Liebe Forumit_Innen und PA-Junkies,
hier nun mein Bericht zum Achtsamkeitsblindtest "Wer spürt das Sekundärhoch?".
Erstmal natürlich herzlichen Dank an die beiden Organisatoren und Masterminds hinter diesem PA und ganz besonders an Taperedtang, der die beiden Messer dafür entwarf und herstellte.
Meine beiden liebsten Tätigkeiten mit Messern - nach dem Schneiden - ließen sich bei dieser Aktion leider nicht umsetzen:
Auseinanderbauen (keine Schrauben zu finden) und
Batoning (mein Fäustel ist gerade auf Malle), aber man muß seine Ansprüche auch mal zurückschrauben können – das gilt vor allem für die Leser dieser Zeilen.
Immer noch eingeschüchtert durch R'n'R's epochalen Bericht, der kaum Luft zum Atmen lässt, habe ich mich also auf folgendes konzentriert:
- Geometrie-Check und Handling (zarte Bürohände)
- Föddili (ohne Mine)
- Schneidgut-Alternativen (Eukalyptus-frei)
- Beobachtungen (ohne Mikroskop) und Schärfen
Ziel war ja festzustellen, ob es einen erfassbaren Unterschied zwischen den beiden unterschiedlichen Wärmebehandlungen der Klingen gibt, deswegen auch die Beschränkung auf Schneid-relevante Themen.
Handling und Geometrie-Check
Erst die harten Fakten!
Gewicht, Größe etc. spar ich mir, da dies schon anderweitig dokumentiert wurde.
Hier meine Messungen "hinter der Wate" in mm, jeweils vor der Schleifkerbe, - ca. mittig - vorne an der Spitze
Palisander: 0,65 – 0,5 - 0,7
Die dünnste Stelle der Klinge liegt etwa 1/3 hinter der Spitze
Padouk: 0,6 – 0,5 – 0,7
Die dünnste Stelle der Klinge liegt ziemlich in der Mitte
Trotz der leichten Recurveform der Klingen (siehe Foto oben von R'n'R) liegt die 1-mm-Klingendicke-Linie 3,5 mm oberhalb der Schneide und verläuft recht gerade.
Chapeau für die Gleichmäßigkeit der Klingengeometrie!
Beim Handling fiel mir hauptsächlich das für mich sehr hohe Gewicht negativ auf – bei jedem In-die-Hand-Nehmen.
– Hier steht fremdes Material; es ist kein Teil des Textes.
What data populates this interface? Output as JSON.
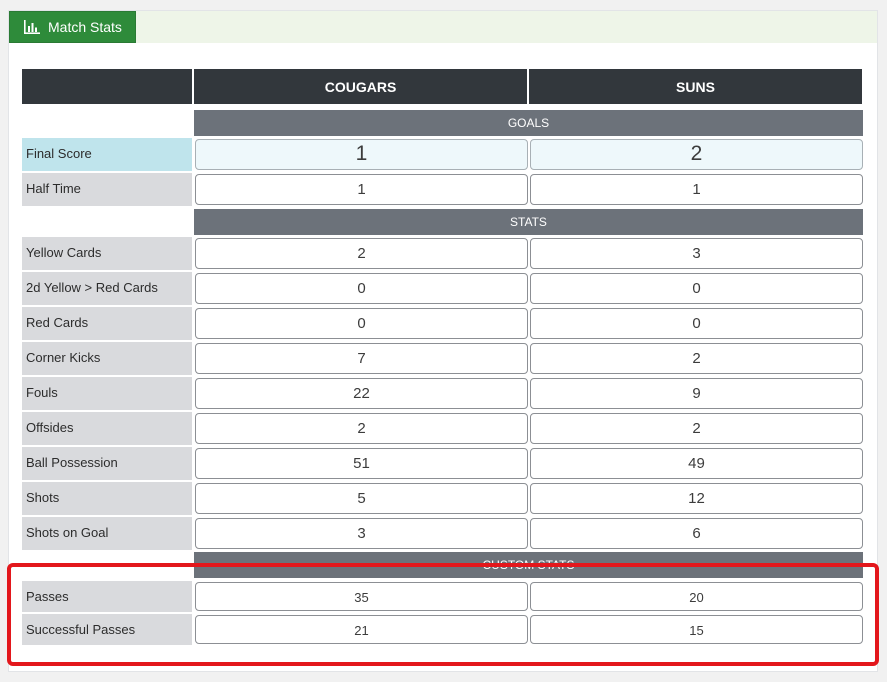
{
  "panel": {
    "tab_label": "Match Stats",
    "tab_icon": "bar-chart-icon"
  },
  "teams": {
    "home": "COUGARS",
    "away": "SUNS"
  },
  "sections": {
    "goals": "GOALS",
    "stats": "STATS",
    "custom": "CUSTOM STATS"
  },
  "goals": [
    {
      "label": "Final Score",
      "home": "1",
      "away": "2"
    },
    {
      "label": "Half Time",
      "home": "1",
      "away": "1"
    }
  ],
  "stats": [
    {
      "label": "Yellow Cards",
      "home": "2",
      "away": "3"
    },
    {
      "label": "2d Yellow > Red Cards",
      "home": "0",
      "away": "0"
    },
    {
      "label": "Red Cards",
      "home": "0",
      "away": "0"
    },
    {
      "label": "Corner Kicks",
      "home": "7",
      "away": "2"
    },
    {
      "label": "Fouls",
      "home": "22",
      "away": "9"
    },
    {
      "label": "Offsides",
      "home": "2",
      "away": "2"
    },
    {
      "label": "Ball Possession",
      "home": "51",
      "away": "49"
    },
    {
      "label": "Shots",
      "home": "5",
      "away": "12"
    },
    {
      "label": "Shots on Goal",
      "home": "3",
      "away": "6"
    }
  ],
  "custom": [
    {
      "label": "Passes",
      "home": "35",
      "away": "20"
    },
    {
      "label": "Successful Passes",
      "home": "21",
      "away": "15"
    }
  ],
  "colors": {
    "accent": "#2e8b3a",
    "header": "#32373c",
    "section": "#6c727a",
    "highlight_box": "#e3171c"
  }
}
Ein paar Bohrungen im Erl oder ein bisschen "tapern" (nomen est omen!) zur Gewichtsreduzierung wären mir, als bekennendem Leichtmesserträger, entgegengekommen.
Der abfallende Griff liegt gut in den Hand – für mich etwas zu füllig, vor allem im hinteren Bereich auf der Unterseite. Hotspots fand meine Hand keine - ein paar scharfe Ecken an den Backen, die aber beim Schneiden nicht stören.
Föddili
Ein sehr schönes Zwillingspärchen
Schneid-Erfahrungen
Was könnte man noch so schneiden (regional, saisonal), das die Klingen etwas herausfordert, vielleicht sogar Unterschiede ans Tageslicht fördert und das Sekundärziel erfüllt, keine Blutblasen, Sehnenscheidenentzündungen oder andere Verletzungen zu provozieren?
Ich entschied mich für folgende Testreihe mit steigendem Schwierigkeitsgrad:
Fleisch – Karton – Buchs - Gedöns
Das Design der beiden Kandidaten empfiehlt sie nicht wirklich für die Verwendung in der Küche, aber wir haben hier ja einen Test am Laufen, also dienen solche Erfahrungen auch der Abgrenzung.
Größtes Problem beim Zerteilen des
Fleisches war dann tatsächlich auch die Form der Klinge und da wir keine höheren Profibretter haben, um den Schneidprozess etwas zu optimieren, musste ich mitten im Test auf das kleine Cottage Craft Chef wechseln, um d'Cheffi nicht unnötig zu auszubremsen in der Küche, da ich in diesem Fall nur Zuarbeiter war.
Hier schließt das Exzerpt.